I am going for a research internship this summer in $p$-adic numbers. I am currently taking a number theory course, and have the essentials of a first year mathematics student, like multivariable calculus, linear algebra, probability, and a proofs course. I was curious to know if there are any problems in $p$-adic numbers that are accessible to an undergraduate like me.
Note that I am very motivated, and am willing to self-study abstract algebra and analysis as required for such problems (I have already begun with Fraleigh).
Thank you!
Although I am self-taught in number theory, in recent years I proved a result that is connected with the following exercise on the commutative ring of $g$-adic integers (assume $g \in \mathbb{N}-\{0,1,2\}$.

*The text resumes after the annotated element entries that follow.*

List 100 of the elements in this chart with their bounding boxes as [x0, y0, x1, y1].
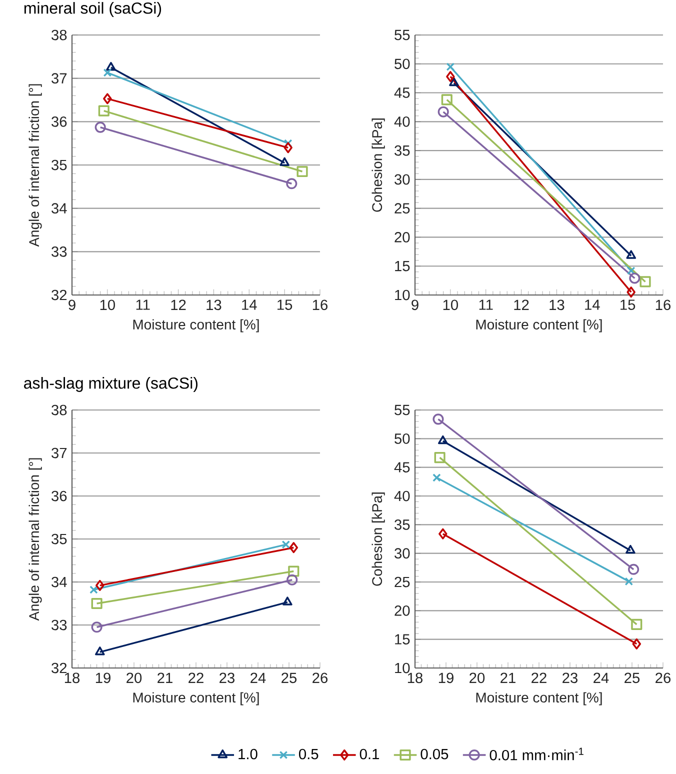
y-tick-label: 15 [395, 261, 410, 272]
legend-label: 0.05 [420, 748, 448, 760]
point [434, 452, 446, 464]
x-tick-label: 12 [171, 300, 186, 310]
point [91, 598, 102, 610]
y-axis-title: Angle of internal friction [°] [28, 458, 42, 621]
point [103, 93, 112, 104]
point [438, 106, 449, 118]
y-tick-label: 35 [394, 519, 410, 530]
point [628, 564, 640, 575]
x-tick-label: 23 [220, 672, 235, 684]
chart-title: mineral soil (saCSi) [24, 2, 162, 17]
legend-label: 0.01 mm·min$^{-1}$ [490, 748, 584, 760]
y-tick-label: 34 [52, 203, 67, 214]
y-tick-label: 10 [395, 662, 410, 674]
x-tick-label: 15 [278, 300, 292, 310]
y-tick-label: 38 [52, 404, 67, 416]
point [446, 62, 455, 71]
point [286, 178, 298, 190]
y-tick-label: 34 [52, 576, 67, 588]
x-tick-label: 10 [443, 300, 458, 310]
y-tick-label: 38 [52, 30, 67, 40]
y-tick-label: 20 [394, 605, 410, 616]
x-tick-label: 11 [136, 300, 150, 310]
y-tick-label: 45 [394, 88, 410, 98]
point [624, 577, 634, 586]
x-tick-label: 11 [479, 300, 493, 310]
x-tick-label: 19 [96, 672, 110, 684]
y-tick-label: 50 [394, 433, 410, 444]
y-tick-label: 20 [394, 232, 410, 242]
point [296, 166, 308, 178]
y-tick-label: 35 [52, 534, 67, 544]
y-tick-label: 32 [52, 662, 67, 674]
y-tick-label: 25 [394, 203, 410, 214]
y-tick-label: 36 [52, 490, 67, 502]
point [98, 105, 110, 116]
y-axis-title: Cohesion [kPa] [372, 492, 385, 586]
y-tick-label: 30 [394, 548, 410, 559]
legend-label: 0.1 [360, 748, 379, 760]
y-tick-label: 37 [52, 73, 67, 84]
x-tick-label: 13 [550, 300, 564, 310]
y-tick-label: 35 [394, 145, 410, 156]
x-tick-label: 20 [470, 672, 485, 684]
x-tick-label: 14 [242, 300, 257, 310]
y-tick-label: 40 [394, 490, 410, 502]
x-tick-label: 15 [620, 300, 636, 310]
x-axis-title: Moisture content [%] [476, 319, 602, 332]
x-tick-label: 9 [412, 300, 418, 310]
y-tick-label: 33 [52, 620, 67, 630]
point [629, 272, 640, 284]
y-tick-label: 32 [52, 290, 67, 300]
point [626, 286, 636, 298]
x-tick-label: 20 [126, 672, 142, 684]
x-tick-label: 24 [250, 672, 266, 683]
legend-label: 0.5 [298, 748, 318, 760]
point [640, 276, 651, 288]
x-tick-label: 16 [656, 300, 670, 310]
point [96, 580, 104, 591]
y-tick-label: 10 [395, 290, 410, 300]
y-tick-label: 35 [52, 160, 67, 170]
y-tick-label: 25 [394, 576, 410, 588]
y-tick-label: 55 [394, 404, 410, 416]
point [626, 266, 636, 275]
x-tick-label: 26 [312, 672, 328, 684]
x-tick-label: 19 [438, 672, 454, 684]
point [288, 566, 300, 577]
point [91, 622, 102, 633]
x-tick-label: 18 [408, 672, 423, 684]
point [103, 68, 112, 77]
x-tick-label: 25 [624, 672, 640, 684]
x-tick-label: 26 [656, 672, 671, 684]
point [632, 638, 642, 650]
y-tick-label: 50 [394, 58, 410, 70]
legend-label: 1.0 [238, 748, 258, 760]
x-tick-label: 10 [100, 300, 115, 310]
point [90, 586, 98, 594]
point [432, 473, 441, 482]
x-tick-label: 9 [68, 300, 76, 310]
y-tick-label: 30 [394, 174, 410, 185]
y-tick-label: 45 [394, 462, 410, 472]
x-tick-label: 23 [562, 672, 578, 684]
x-tick-label: 18 [64, 672, 80, 684]
point [289, 542, 298, 554]
y-tick-label: 37 [52, 448, 67, 458]
x-axis-title: Moisture content [%] [133, 692, 259, 706]
point [94, 122, 106, 133]
y-tick-label: 33 [52, 246, 67, 257]
chart-title: ash-slag mixture (saCSi) [24, 377, 198, 392]
x-tick-label: 21 [500, 672, 516, 683]
x-tick-label: 21 [158, 672, 172, 683]
point [441, 94, 452, 106]
point [286, 574, 298, 586]
x-axis-title: Moisture content [%] [476, 692, 602, 706]
y-axis-title: Angle of internal friction [°] [28, 84, 42, 247]
x-tick-label: 12 [514, 300, 529, 310]
x-tick-label: 13 [206, 300, 222, 310]
y-tick-label: 40 [394, 116, 410, 127]
x-tick-label: 24 [594, 672, 609, 683]
point [282, 540, 290, 549]
x-tick-label: 16 [312, 300, 328, 310]
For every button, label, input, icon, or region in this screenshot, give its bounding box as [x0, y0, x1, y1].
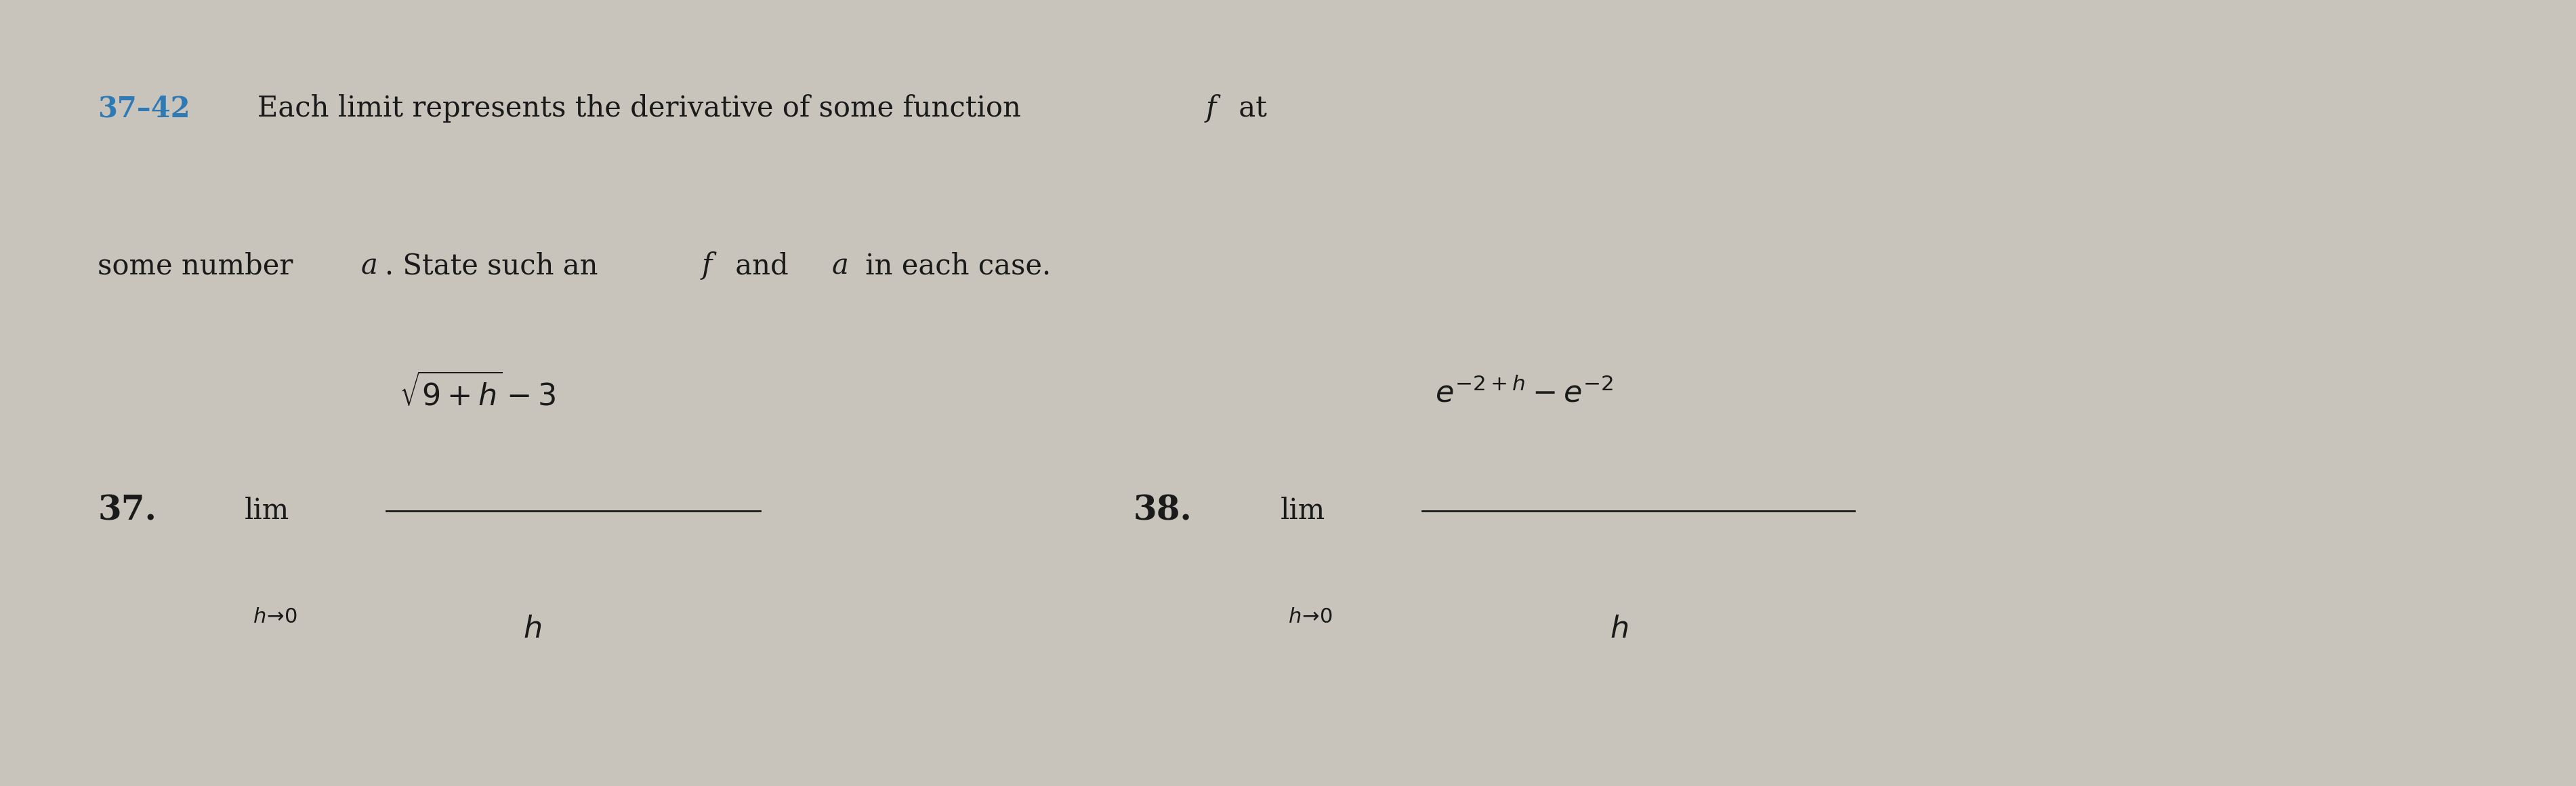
Text: a: a [361, 252, 379, 280]
Text: . State such an: . State such an [386, 252, 608, 280]
Text: $h$: $h$ [523, 614, 541, 644]
Text: in each case.: in each case. [855, 252, 1051, 280]
Text: 38.: 38. [1133, 494, 1193, 527]
Text: 37.: 37. [98, 494, 157, 527]
Text: lim: lim [245, 497, 289, 525]
Text: Each limit represents the derivative of some function: Each limit represents the derivative of … [258, 94, 1030, 123]
Text: and: and [726, 252, 799, 280]
Text: some number: some number [98, 252, 301, 280]
Text: $\sqrt{9+h} - 3$: $\sqrt{9+h} - 3$ [399, 374, 556, 412]
Text: f: f [1206, 94, 1216, 123]
Text: at: at [1231, 94, 1267, 123]
Text: $e^{-2+h} - e^{-2}$: $e^{-2+h} - e^{-2}$ [1435, 378, 1613, 408]
Text: f: f [701, 252, 714, 280]
Text: lim: lim [1280, 497, 1324, 525]
Text: $h\!\rightarrow\!0$: $h\!\rightarrow\!0$ [1288, 607, 1332, 627]
Text: $h$: $h$ [1610, 614, 1628, 644]
Text: 37–42: 37–42 [98, 94, 191, 123]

For some given $g$ as above, find the minimum value of the positive integer $k$, in $\mathbb{Z}_g$, such that the fundamental equation $y^k=y$ includes all the solutions of $y^{k+1}=y$ (e.g., if $g=10$, then $k=5$ and we have a total of $15$ solutions - see 15 Solutions, p. 451).
You could start with a few, small, integers $g$ and look at what happens when $g$ is a prime or not. If yes, you can try to connect what you discover to the $p$-adic valuation definition (remembering that, in general, a $p$-adic number lies in $\mathbb{Z}_p$ iff its $p$-adic norm is $\leq 1$).
Have fun!